In 2006, Morristown Associates filed a suit against multiple heating companies and the previous owners of a dry cleaning business to seek payment for the costs they incurred redeveloping the property. They cited the source of contamination as leaking underground storage tanks. The contamination had been the result of corroded fill pipes that failed after ten years; the pipes were intended to last at least 30 years. Approximately 9,400 to 14,670 gallons of oil leaked over 15 years and contaminated the environment.
The plaintiff claimed that under the Spill Act, the six year statue of limitations did not apply but the defendants said that the statute of limitations prevented the legitimacy of the plaintiff’s claims of damage because they had been filed after the six year limit had expired. In 1999 there was a leaky UST that had been taken care of by an outside contractor. The plaintiff claimed to not have knowledge of this and that he did not become aware of the UST at the cleaners until 2003.

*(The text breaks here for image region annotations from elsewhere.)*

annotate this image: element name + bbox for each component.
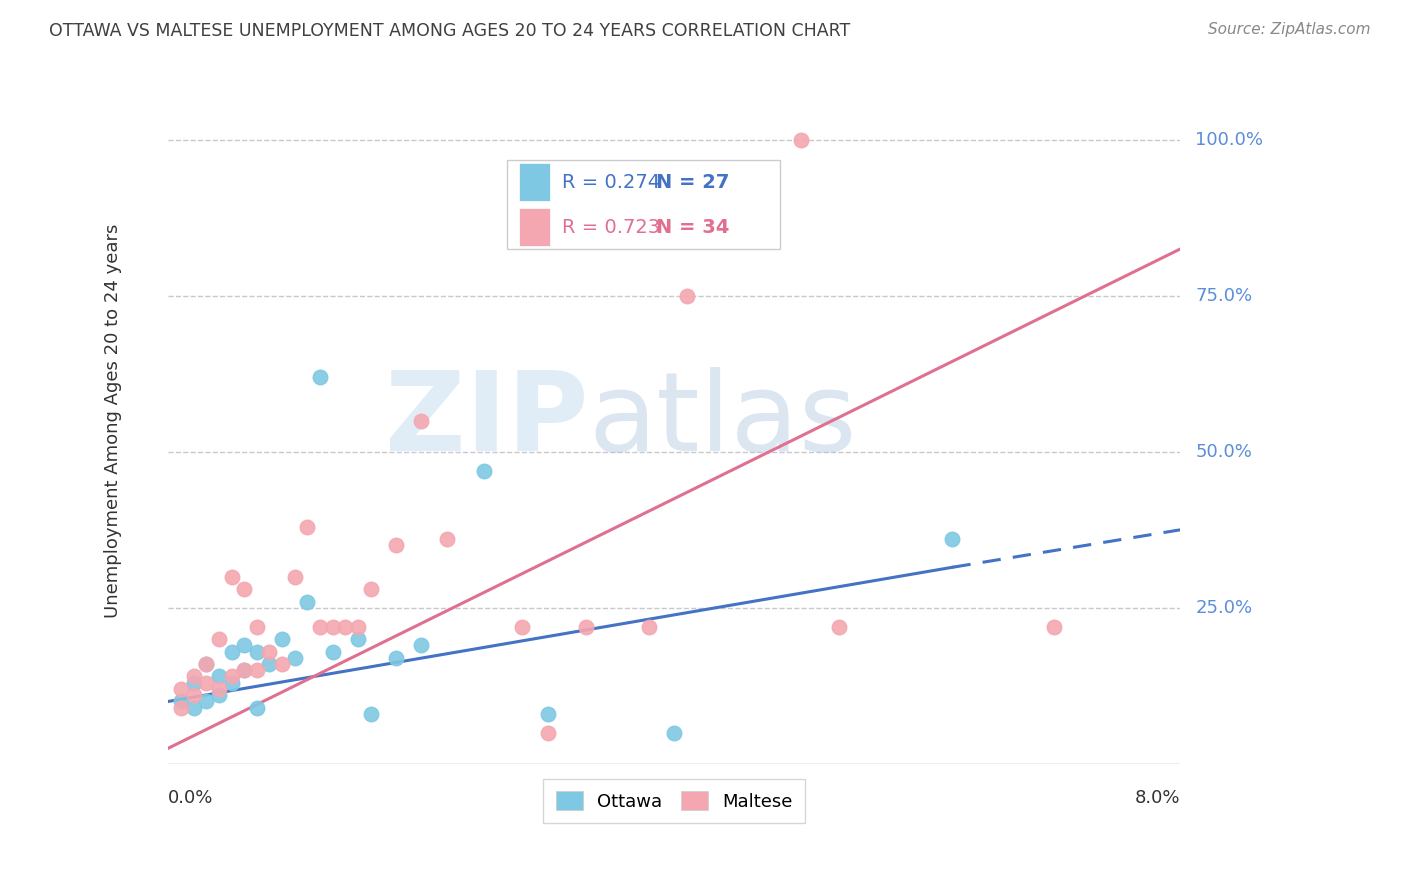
Point — [208, 688, 231, 702]
Point — [195, 657, 218, 671]
Point — [259, 657, 281, 671]
Point — [246, 644, 269, 658]
Point — [347, 632, 370, 646]
Point — [789, 133, 811, 147]
Point — [233, 638, 256, 652]
Point — [233, 663, 256, 677]
Point — [941, 532, 963, 546]
Point — [271, 632, 294, 646]
Point — [1042, 619, 1064, 633]
Point — [183, 700, 205, 714]
Text: 8.0%: 8.0% — [1135, 789, 1180, 806]
Point — [385, 538, 408, 552]
Text: OTTAWA VS MALTESE UNEMPLOYMENT AMONG AGES 20 TO 24 YEARS CORRELATION CHART: OTTAWA VS MALTESE UNEMPLOYMENT AMONG AGE… — [49, 22, 851, 40]
Point — [246, 700, 269, 714]
Text: 75.0%: 75.0% — [1195, 287, 1253, 305]
Point — [183, 675, 205, 690]
Point — [347, 619, 370, 633]
Point — [676, 289, 699, 303]
FancyBboxPatch shape — [508, 160, 780, 249]
Point — [170, 700, 193, 714]
Point — [170, 694, 193, 708]
Point — [411, 638, 433, 652]
Point — [322, 619, 344, 633]
Point — [195, 657, 218, 671]
Point — [284, 650, 307, 665]
Point — [208, 669, 231, 683]
Point — [638, 619, 661, 633]
Point — [335, 619, 357, 633]
Point — [221, 569, 243, 583]
Point — [183, 688, 205, 702]
Point — [259, 644, 281, 658]
Point — [246, 663, 269, 677]
Text: ZIP: ZIP — [385, 368, 588, 475]
Text: R = 0.274: R = 0.274 — [562, 173, 659, 192]
Point — [436, 532, 458, 546]
Point — [360, 706, 382, 721]
Point — [297, 594, 319, 608]
Point — [233, 663, 256, 677]
Point — [575, 619, 598, 633]
Point — [309, 370, 332, 384]
Text: Source: ZipAtlas.com: Source: ZipAtlas.com — [1208, 22, 1371, 37]
Point — [297, 519, 319, 533]
Point — [309, 619, 332, 633]
Point — [385, 650, 408, 665]
Text: 25.0%: 25.0% — [1195, 599, 1253, 617]
Point — [322, 644, 344, 658]
Point — [664, 725, 686, 739]
Text: Unemployment Among Ages 20 to 24 years: Unemployment Among Ages 20 to 24 years — [104, 223, 122, 618]
Point — [221, 669, 243, 683]
Point — [183, 669, 205, 683]
Point — [827, 619, 849, 633]
Point — [221, 644, 243, 658]
Point — [208, 681, 231, 696]
FancyBboxPatch shape — [519, 208, 550, 245]
Text: R = 0.723: R = 0.723 — [562, 218, 659, 236]
Point — [195, 675, 218, 690]
Point — [512, 619, 534, 633]
Text: N = 34: N = 34 — [657, 218, 730, 236]
Point — [195, 694, 218, 708]
Text: atlas: atlas — [588, 368, 856, 475]
Point — [271, 657, 294, 671]
Text: N = 27: N = 27 — [657, 173, 730, 192]
Point — [474, 464, 496, 478]
Text: 100.0%: 100.0% — [1195, 131, 1264, 149]
Point — [246, 619, 269, 633]
Point — [208, 632, 231, 646]
Legend: Ottawa, Maltese: Ottawa, Maltese — [543, 779, 806, 823]
Text: 50.0%: 50.0% — [1195, 442, 1253, 461]
Point — [284, 569, 307, 583]
Point — [360, 582, 382, 596]
Text: 0.0%: 0.0% — [169, 789, 214, 806]
Point — [537, 706, 560, 721]
Point — [537, 725, 560, 739]
Point — [411, 414, 433, 428]
Point — [170, 681, 193, 696]
Point — [221, 675, 243, 690]
FancyBboxPatch shape — [519, 163, 550, 201]
Point — [233, 582, 256, 596]
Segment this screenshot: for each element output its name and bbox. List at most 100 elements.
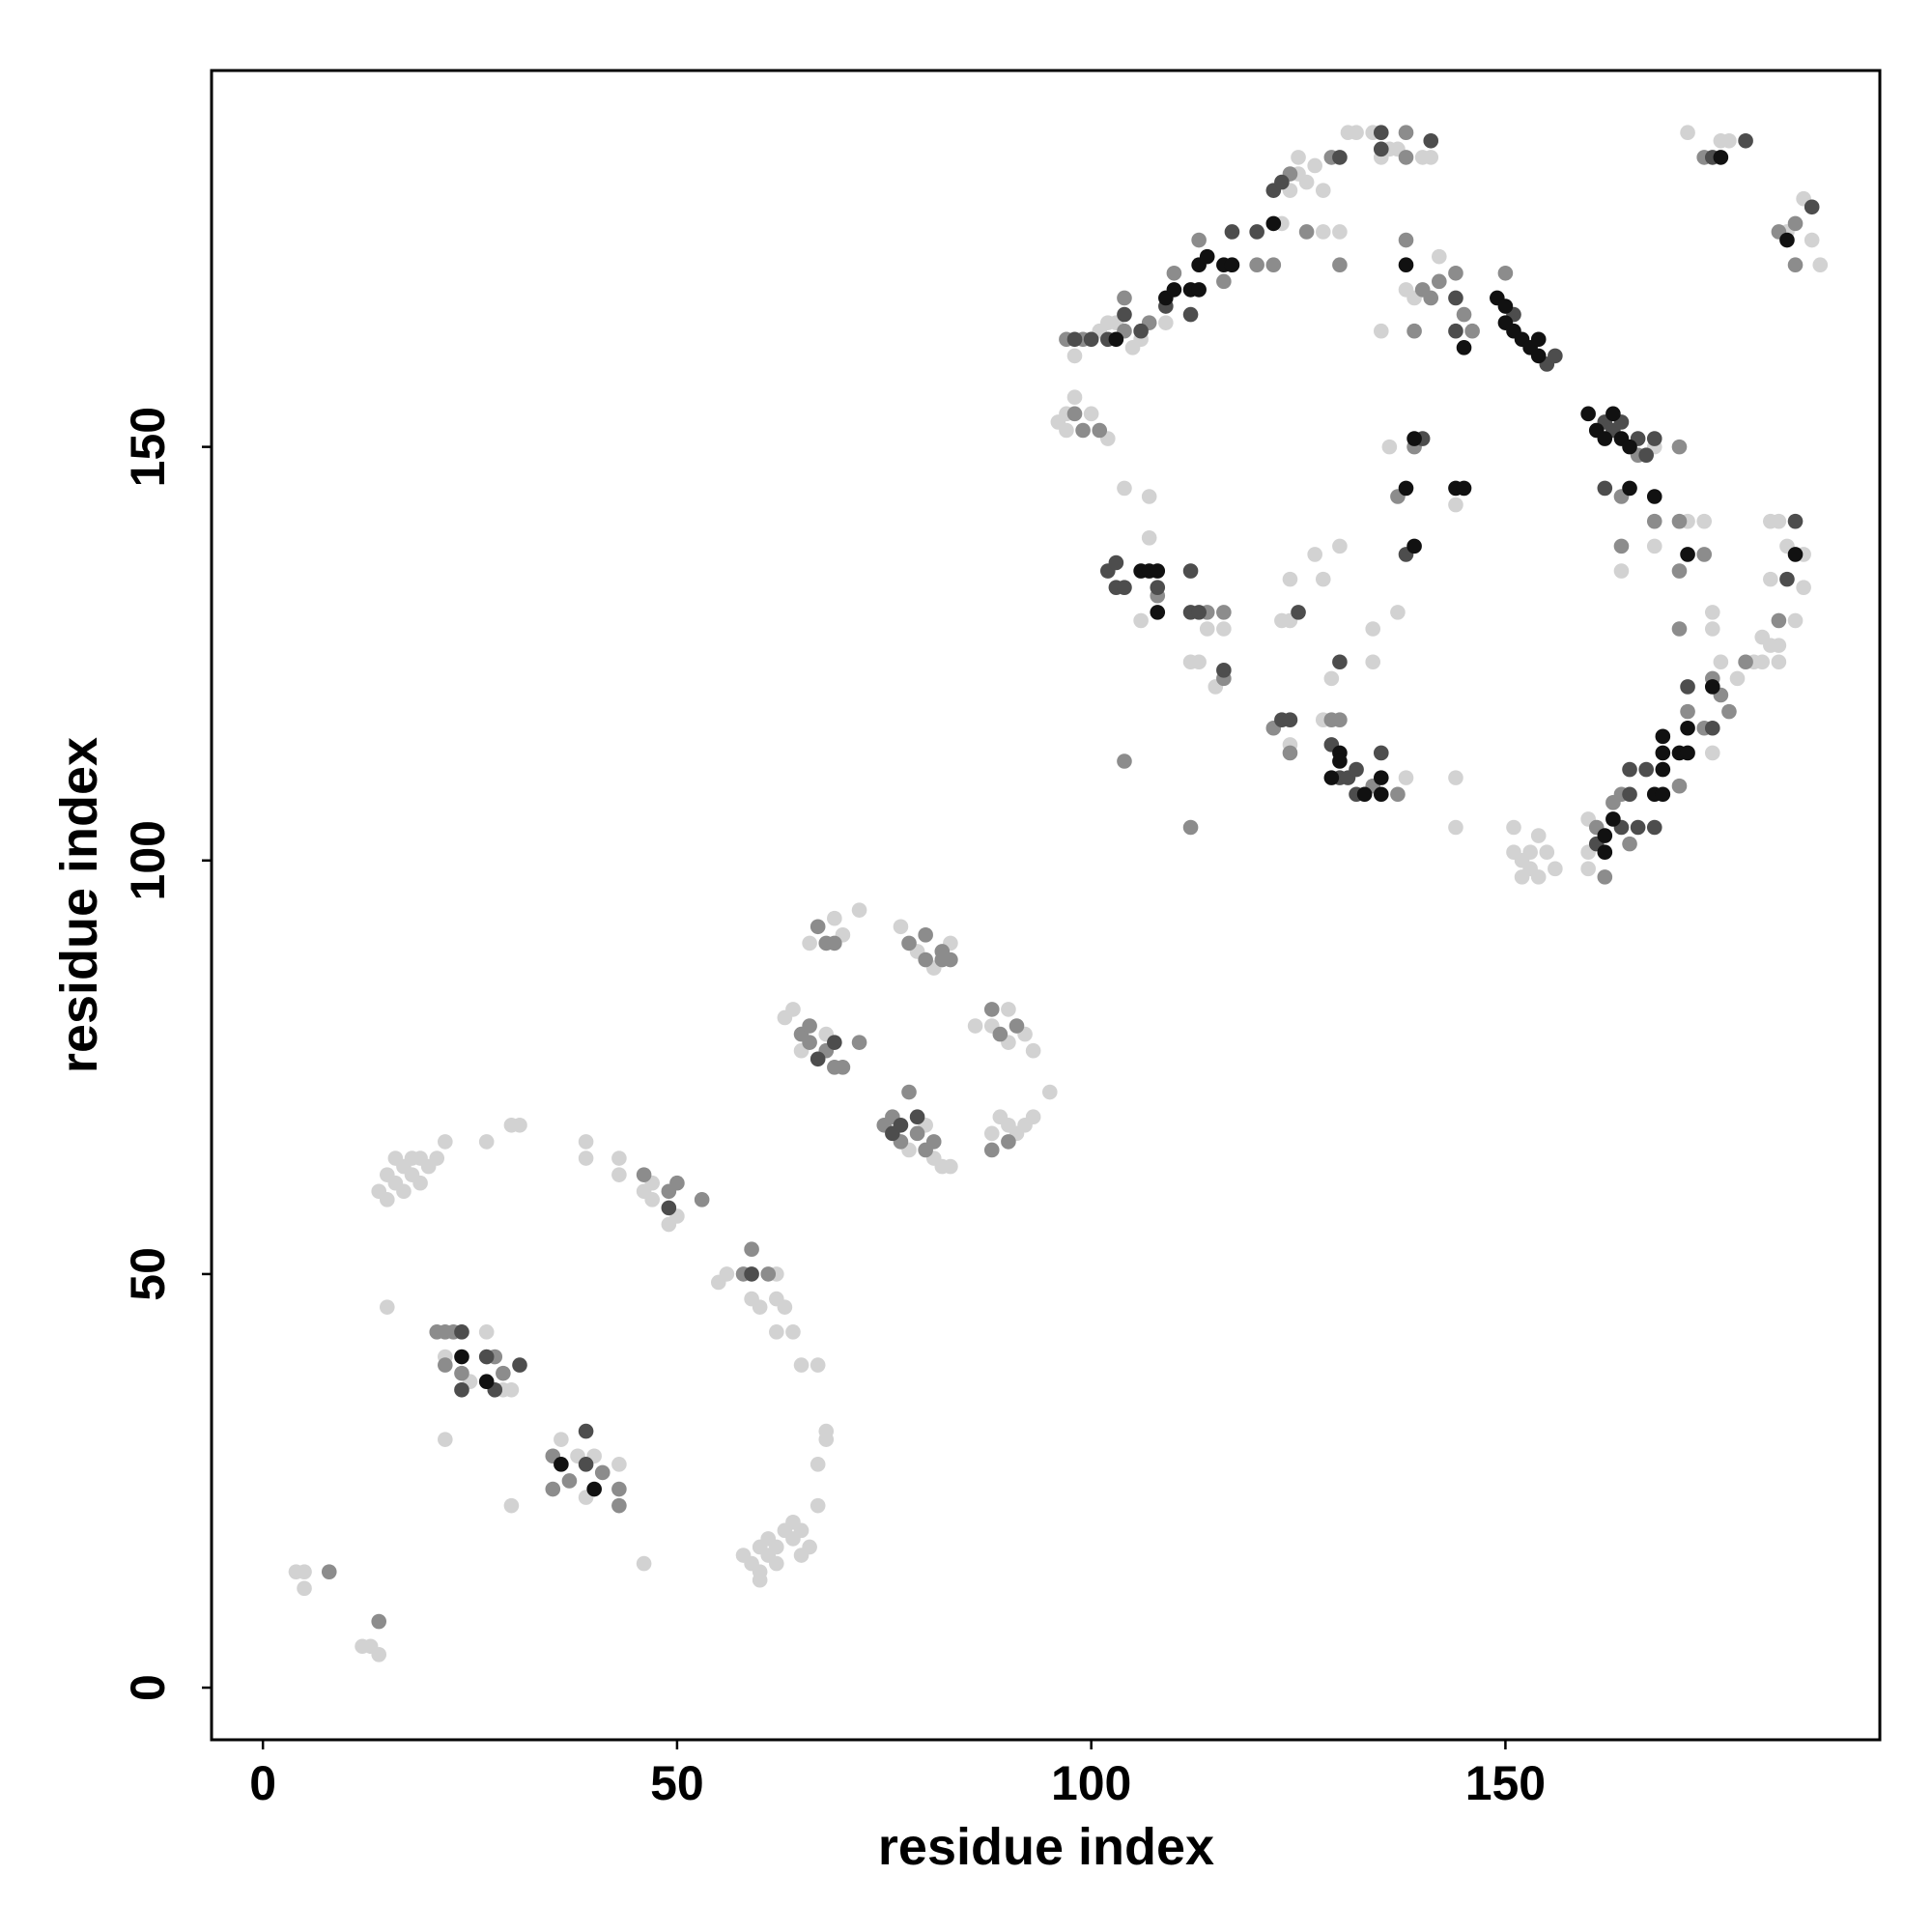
point (1448, 290, 1463, 306)
point (1282, 745, 1298, 761)
point (1787, 257, 1804, 273)
point (1398, 770, 1414, 785)
point (918, 952, 933, 968)
point (1406, 323, 1422, 339)
point (594, 1464, 611, 1481)
x-axis-label: residue index (878, 1818, 1214, 1876)
point (554, 1457, 569, 1472)
point (1332, 753, 1348, 769)
point (1423, 290, 1439, 306)
point (893, 919, 909, 935)
point (818, 1432, 835, 1447)
point (1704, 679, 1720, 695)
point (611, 1167, 627, 1182)
point (1787, 547, 1804, 562)
point (611, 1481, 627, 1497)
point (1315, 183, 1331, 198)
point (1530, 869, 1547, 885)
point (1315, 224, 1331, 240)
point (1158, 315, 1174, 330)
point (769, 1324, 784, 1340)
point (802, 1539, 817, 1555)
point (1365, 621, 1381, 637)
point (1041, 1084, 1058, 1100)
point (1605, 811, 1621, 827)
point (1721, 703, 1737, 720)
point (1605, 406, 1621, 422)
point (752, 1299, 768, 1315)
point (983, 1125, 1000, 1142)
point (1373, 786, 1389, 803)
point (1448, 770, 1463, 785)
point (1274, 612, 1290, 629)
point (1530, 348, 1547, 364)
point (297, 1564, 312, 1579)
point (1680, 703, 1695, 720)
point (967, 1018, 983, 1034)
point (1332, 712, 1348, 727)
point (1787, 215, 1804, 232)
point (1539, 844, 1555, 860)
point (1117, 480, 1132, 497)
point (1315, 571, 1331, 587)
point (1423, 150, 1439, 165)
point (810, 1457, 826, 1472)
point (1613, 563, 1630, 579)
point (1423, 132, 1439, 149)
point (611, 1497, 627, 1514)
point (1580, 406, 1596, 422)
point (1456, 340, 1472, 355)
point (1025, 1042, 1041, 1059)
point (1066, 331, 1083, 348)
point (1191, 654, 1207, 670)
point (1704, 621, 1720, 637)
point (1646, 819, 1662, 836)
point (1713, 654, 1729, 670)
point (503, 1381, 520, 1398)
point (925, 1134, 942, 1150)
point (1787, 513, 1804, 529)
point (1456, 480, 1472, 497)
point (1373, 323, 1389, 339)
point (1150, 605, 1166, 620)
point (785, 1002, 801, 1017)
point (1066, 389, 1083, 406)
point (744, 1241, 759, 1258)
point (1704, 720, 1720, 736)
point (1298, 224, 1315, 240)
point (1365, 654, 1381, 670)
point (1265, 257, 1282, 273)
point (1622, 836, 1637, 852)
point (1249, 257, 1264, 273)
point (1605, 795, 1621, 810)
point (1638, 761, 1654, 778)
point (1738, 654, 1753, 670)
x-tick-label: 50 (650, 1756, 704, 1810)
point (1448, 265, 1463, 281)
point (1680, 720, 1695, 736)
point (1771, 654, 1787, 670)
point (661, 1216, 677, 1233)
point (1025, 1109, 1041, 1125)
point (1216, 273, 1232, 290)
point (1779, 571, 1795, 587)
point (1771, 513, 1787, 529)
point (1522, 844, 1538, 860)
point (1001, 1002, 1016, 1017)
y-tick-label: 100 (121, 820, 175, 900)
point (1398, 125, 1414, 141)
point (1009, 1018, 1025, 1034)
point (1680, 547, 1695, 562)
point (1456, 306, 1472, 323)
point (810, 919, 826, 935)
point (1216, 621, 1232, 637)
point (1622, 786, 1637, 803)
point (810, 1051, 826, 1067)
point (901, 935, 917, 952)
point (454, 1365, 469, 1381)
point (1307, 547, 1322, 562)
point (512, 1357, 527, 1373)
point (1597, 431, 1613, 446)
point (438, 1357, 453, 1373)
point (1150, 563, 1166, 579)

This case came before the Superior Court of New Jersey, which disagreed with the plaintiff’s claims. They maintained N.J.S.A. 2A:14-1, which establishes a six year limitation period for “…any tortuous injury to real or personal property…”. The court also said that the plaintiff should have discovered the contamination in 1999 when the leaky UST had to be removed, and the lack of knowledge implies a lack of diligence of care for personal property and carry out the responsibilities associated with land ownership. The court upheld the six year statute of limitations and dismissed the plaintiff’s claims.